Lasater, a yoga teacher since 1971, is known as one of the first teachers to bring to this country the style of B.K.S. Iyengar, with whom she studied in India. Iyengar is a form of Hatha yoga that makes use of props such as belts, blankets and foam blocks so that people can precisely execute the postures, or asanas, thereby reaping more benefits for the body and avoiding injuries. Iyengar yoga is known “for its great attention to detail and body alignment,” according to Wikipedia.
Lasater is also one of the first teachers to popularize restorative yoga, a style that emphasizes calming postures.
“She understands the stress of the world and works to help us find moments of healing,” Donahoe said.
Lasater first came to Yellow Springs in 1986 when Schneider invited her here to teach a workshop. Schneider and Junker, who at that time were both new yoga teachers and newly a couple, found in Lasater a warm friend as well as a teacher, Schneider said, and Lasater’s trips to Yellow Springs soon became annual.
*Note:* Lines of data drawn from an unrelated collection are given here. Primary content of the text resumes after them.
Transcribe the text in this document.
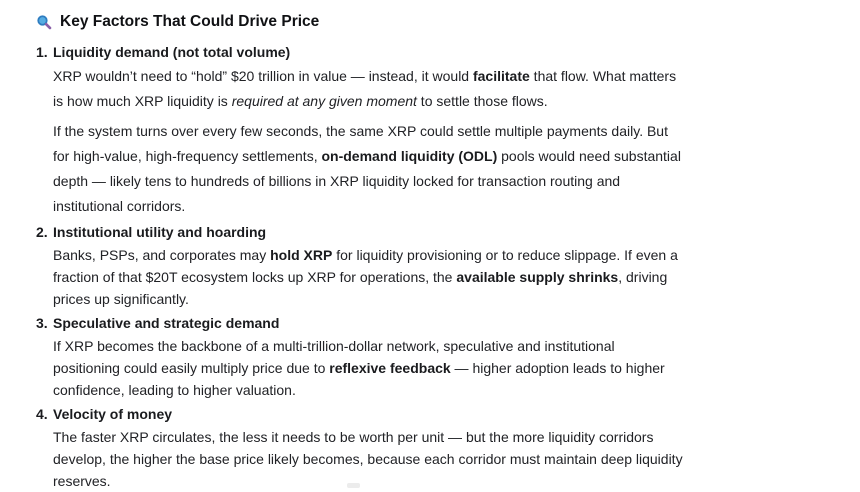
Key Factors That Could Drive Price
1. Liquidity demand (not total volume)

XRP wouldn’t need to “hold” $20 trillion in value — instead, it would facilitate that flow. What matters is how much XRP liquidity is required at any given moment to settle those flows.

If the system turns over every few seconds, the same XRP could settle multiple payments daily. But for high-value, high-frequency settlements, on-demand liquidity (ODL) pools would need substantial depth — likely tens to hundreds of billions in XRP liquidity locked for transaction routing and institutional corridors.

2. Institutional utility and hoarding

Banks, PSPs, and corporates may hold XRP for liquidity provisioning or to reduce slippage. If even a fraction of that $20T ecosystem locks up XRP for operations, the available supply shrinks, driving prices up significantly.

3. Speculative and strategic demand

If XRP becomes the backbone of a multi-trillion-dollar network, speculative and institutional positioning could easily multiply price due to reflexive feedback — higher adoption leads to higher confidence, leading to higher valuation.

4. Velocity of money

The faster XRP circulates, the less it needs to be worth per unit — but the more liquidity corridors develop, the higher the base price likely becomes, because each corridor must maintain deep liquidity reserves.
“The Midwest in the 1980s was so hungry for a solid, intelligent yoga teacher that we all took to her teaching like sponges, soaking it in,” Schneider wrote.
Junker had moved to Yellow Springs in 1979, and ran the human factors engineering program at Wright State. Schneider came as a single mother in 1980 with two young daughters, because she wanted her daughters “to grow up in a community that supported and encouraged diversity, creativity and safety.” A nurse in an addictions unit, Schneider found that her work sparked in her “the beginning of a deep longing and spiritual awakening,” she wrote, and panic attacks later led her to a stress management program that suggested she try yoga. She did, shortly finding an influential teacher in villager Patricia Wing. Several years later, when Wing moved to California, she passed her local students on to Schneider, who had begun teaching. At about that time Schneider began showing up at the Rockford Chapel yoga classes taught by Junker, and the friendship and shared passion for yoga and spiritual journeys led to a relationship that has lasted 25 years.
As well as Lasater, Schneider worked up the courage to invite other well-known teachers to the village, and found that most of them came, and kept coming. The couple met Angela Farmer and Victor Van Kooten at a Florida workshop, and the two older teachers, who live in Greece, began traveling regularly to Yellow Springs as well. And more recently, they have brought Erich Schiffman to town. This year, besides Lasater, Schiffman and yoga icon Lilias Folan will hold workshops in the village.
“We are definitely a bright and shiny star on the yoga map,” Schneider said.